На остановке рядом люди.
– Они автобуса ждут?
– Нет, хлеб. Люди без надобности почти не выходят. Боятся.
– А ты не боишься?
Саша пожимает плечами
– Боюсь. А что делать? Привык.
Объехав весь Первомайск, мы вернулись в центр. Вышло солнце.
Мы стояли одни на огромной площади. Лучи грели, и было непривычно и странно, что в такую погоду никого на улице нет. Мороз и солнце всегда выгоняют мамочек с детьми и колясками, старушек и молодые пары на улицы.

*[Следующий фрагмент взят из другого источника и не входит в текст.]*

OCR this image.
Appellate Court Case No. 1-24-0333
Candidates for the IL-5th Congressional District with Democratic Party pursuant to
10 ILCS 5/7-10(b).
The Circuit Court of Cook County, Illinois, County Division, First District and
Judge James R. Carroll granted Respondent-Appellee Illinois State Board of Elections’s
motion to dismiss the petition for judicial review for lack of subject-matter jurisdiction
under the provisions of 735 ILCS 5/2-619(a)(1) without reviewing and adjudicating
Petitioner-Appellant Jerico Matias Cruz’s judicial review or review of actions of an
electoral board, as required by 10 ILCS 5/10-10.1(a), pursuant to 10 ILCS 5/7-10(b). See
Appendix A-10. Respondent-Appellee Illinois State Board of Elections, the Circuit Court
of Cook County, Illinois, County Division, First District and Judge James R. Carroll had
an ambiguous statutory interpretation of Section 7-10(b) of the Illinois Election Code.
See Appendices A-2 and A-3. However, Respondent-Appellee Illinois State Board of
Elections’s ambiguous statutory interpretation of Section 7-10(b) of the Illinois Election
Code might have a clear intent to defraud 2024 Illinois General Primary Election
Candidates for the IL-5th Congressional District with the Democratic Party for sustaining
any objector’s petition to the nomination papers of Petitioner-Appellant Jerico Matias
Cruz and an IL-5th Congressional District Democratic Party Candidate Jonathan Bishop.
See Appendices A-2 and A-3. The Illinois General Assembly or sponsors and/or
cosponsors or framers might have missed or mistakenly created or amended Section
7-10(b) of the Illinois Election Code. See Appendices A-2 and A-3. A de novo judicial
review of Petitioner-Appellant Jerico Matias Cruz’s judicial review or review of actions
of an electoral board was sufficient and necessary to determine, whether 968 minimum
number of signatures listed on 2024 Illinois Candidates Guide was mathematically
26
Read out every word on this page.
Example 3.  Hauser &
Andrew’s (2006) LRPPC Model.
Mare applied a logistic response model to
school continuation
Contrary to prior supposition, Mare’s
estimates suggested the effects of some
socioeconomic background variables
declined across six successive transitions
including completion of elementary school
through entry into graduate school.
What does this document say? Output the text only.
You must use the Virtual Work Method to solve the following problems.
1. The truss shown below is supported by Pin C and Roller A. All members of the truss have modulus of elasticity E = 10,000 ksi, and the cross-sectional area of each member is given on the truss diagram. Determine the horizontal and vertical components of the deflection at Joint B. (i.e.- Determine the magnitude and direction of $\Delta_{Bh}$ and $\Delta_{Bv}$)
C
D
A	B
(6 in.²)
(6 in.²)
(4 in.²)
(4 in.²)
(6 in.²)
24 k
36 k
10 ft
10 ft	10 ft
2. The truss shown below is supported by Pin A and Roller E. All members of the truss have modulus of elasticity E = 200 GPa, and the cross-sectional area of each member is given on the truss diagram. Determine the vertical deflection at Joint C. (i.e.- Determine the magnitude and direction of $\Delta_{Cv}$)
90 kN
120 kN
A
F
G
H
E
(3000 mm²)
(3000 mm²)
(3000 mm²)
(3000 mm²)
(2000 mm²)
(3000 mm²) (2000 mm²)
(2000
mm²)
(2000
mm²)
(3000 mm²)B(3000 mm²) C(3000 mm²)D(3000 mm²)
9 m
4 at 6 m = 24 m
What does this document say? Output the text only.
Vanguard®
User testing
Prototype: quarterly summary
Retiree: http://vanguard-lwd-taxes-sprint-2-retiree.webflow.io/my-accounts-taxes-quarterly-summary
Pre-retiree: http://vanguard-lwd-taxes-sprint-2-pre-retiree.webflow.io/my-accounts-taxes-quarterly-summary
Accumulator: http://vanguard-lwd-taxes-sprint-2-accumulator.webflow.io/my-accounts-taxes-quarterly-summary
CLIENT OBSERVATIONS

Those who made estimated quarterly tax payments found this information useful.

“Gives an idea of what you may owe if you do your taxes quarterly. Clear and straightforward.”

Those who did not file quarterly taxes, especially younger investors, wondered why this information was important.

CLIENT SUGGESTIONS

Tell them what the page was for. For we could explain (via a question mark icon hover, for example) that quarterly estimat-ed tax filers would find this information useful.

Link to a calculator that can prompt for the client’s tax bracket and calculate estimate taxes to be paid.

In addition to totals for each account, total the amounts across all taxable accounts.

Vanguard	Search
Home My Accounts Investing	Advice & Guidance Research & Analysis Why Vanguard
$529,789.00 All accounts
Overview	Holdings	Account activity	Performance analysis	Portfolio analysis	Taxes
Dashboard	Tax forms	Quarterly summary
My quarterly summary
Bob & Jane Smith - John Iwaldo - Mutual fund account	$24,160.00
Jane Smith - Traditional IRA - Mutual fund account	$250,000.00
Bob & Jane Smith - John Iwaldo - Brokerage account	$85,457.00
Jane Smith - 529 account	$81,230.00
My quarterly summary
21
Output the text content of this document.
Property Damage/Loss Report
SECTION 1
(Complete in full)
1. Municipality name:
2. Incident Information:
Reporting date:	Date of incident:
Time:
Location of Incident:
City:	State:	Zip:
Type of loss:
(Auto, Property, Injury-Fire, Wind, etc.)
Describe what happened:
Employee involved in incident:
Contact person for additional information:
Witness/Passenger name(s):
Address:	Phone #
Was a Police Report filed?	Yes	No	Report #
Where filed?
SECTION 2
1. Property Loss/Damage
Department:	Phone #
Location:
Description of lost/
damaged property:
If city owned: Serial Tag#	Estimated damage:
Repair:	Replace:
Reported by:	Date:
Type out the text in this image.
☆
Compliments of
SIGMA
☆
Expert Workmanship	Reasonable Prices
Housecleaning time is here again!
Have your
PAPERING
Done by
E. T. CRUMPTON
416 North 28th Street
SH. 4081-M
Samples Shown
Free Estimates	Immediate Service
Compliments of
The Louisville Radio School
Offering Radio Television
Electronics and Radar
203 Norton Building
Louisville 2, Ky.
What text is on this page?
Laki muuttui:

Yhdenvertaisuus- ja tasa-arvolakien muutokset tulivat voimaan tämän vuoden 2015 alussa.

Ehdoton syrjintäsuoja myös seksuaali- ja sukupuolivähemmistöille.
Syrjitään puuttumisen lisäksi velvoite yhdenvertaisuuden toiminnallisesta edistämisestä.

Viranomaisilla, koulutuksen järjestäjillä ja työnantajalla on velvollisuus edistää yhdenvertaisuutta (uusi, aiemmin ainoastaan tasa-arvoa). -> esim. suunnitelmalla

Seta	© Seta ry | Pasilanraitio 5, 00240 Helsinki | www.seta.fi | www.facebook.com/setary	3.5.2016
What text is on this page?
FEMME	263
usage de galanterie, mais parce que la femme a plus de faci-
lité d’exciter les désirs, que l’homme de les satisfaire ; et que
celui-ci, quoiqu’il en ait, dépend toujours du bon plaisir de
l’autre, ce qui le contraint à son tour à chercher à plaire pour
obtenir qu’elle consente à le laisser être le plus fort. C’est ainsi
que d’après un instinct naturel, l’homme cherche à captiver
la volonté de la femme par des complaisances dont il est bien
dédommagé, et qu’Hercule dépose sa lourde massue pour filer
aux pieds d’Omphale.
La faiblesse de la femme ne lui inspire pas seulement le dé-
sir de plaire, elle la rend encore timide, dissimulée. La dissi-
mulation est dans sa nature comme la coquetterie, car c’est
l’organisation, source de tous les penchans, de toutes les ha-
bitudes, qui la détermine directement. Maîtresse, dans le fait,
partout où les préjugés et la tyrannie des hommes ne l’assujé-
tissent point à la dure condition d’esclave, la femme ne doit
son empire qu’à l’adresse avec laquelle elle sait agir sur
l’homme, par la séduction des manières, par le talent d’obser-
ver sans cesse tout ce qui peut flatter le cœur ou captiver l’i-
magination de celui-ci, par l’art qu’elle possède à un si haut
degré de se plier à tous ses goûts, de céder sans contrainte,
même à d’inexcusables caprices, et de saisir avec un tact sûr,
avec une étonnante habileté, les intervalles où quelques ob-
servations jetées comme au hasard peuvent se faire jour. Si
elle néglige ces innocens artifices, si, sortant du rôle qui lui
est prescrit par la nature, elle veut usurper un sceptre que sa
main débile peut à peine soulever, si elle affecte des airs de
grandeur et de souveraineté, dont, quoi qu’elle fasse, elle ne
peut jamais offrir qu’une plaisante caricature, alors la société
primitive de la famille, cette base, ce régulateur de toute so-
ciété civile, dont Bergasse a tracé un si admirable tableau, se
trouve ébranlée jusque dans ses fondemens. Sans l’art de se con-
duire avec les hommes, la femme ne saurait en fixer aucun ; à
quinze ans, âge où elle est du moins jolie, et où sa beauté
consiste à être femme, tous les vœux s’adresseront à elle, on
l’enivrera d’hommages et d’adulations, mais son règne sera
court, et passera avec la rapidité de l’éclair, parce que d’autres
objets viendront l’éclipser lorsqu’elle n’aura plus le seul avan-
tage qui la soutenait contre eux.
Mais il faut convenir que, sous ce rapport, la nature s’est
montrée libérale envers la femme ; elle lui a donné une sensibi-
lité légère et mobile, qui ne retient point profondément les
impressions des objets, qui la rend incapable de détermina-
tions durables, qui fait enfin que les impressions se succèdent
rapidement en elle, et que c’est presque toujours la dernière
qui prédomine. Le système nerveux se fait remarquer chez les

Иней на деревьях начал таять. Потеплело.
Гупать на горизонте начало чаще. Но мы не слышали и не замечали приходов. Словно местные, мы вошли в состояние, когда кажется, что сюда не придёт. Придёт куда угодно, но только не сюда.
Первомайская больница
Больше всего в ту поездку меня поразили не постоянно бьющие «Грады» и «Ураганы», а врачи, спасающие людей. Живущие в больницах, ездящие на скорой на места обвалов.
Герои, про которых никто не знает. Этот незаметный труд остается в тени. Как и труд работниц социальных столовых, хосписов и интернатов, которые не бросают своих подопечных, когда рядом падают снаряды… Водителей, развозящих записки по городу, коммунальщиков, электриков в школах, как Артём, женщин, выгребающих трупы кур, как Любовь Михайловна.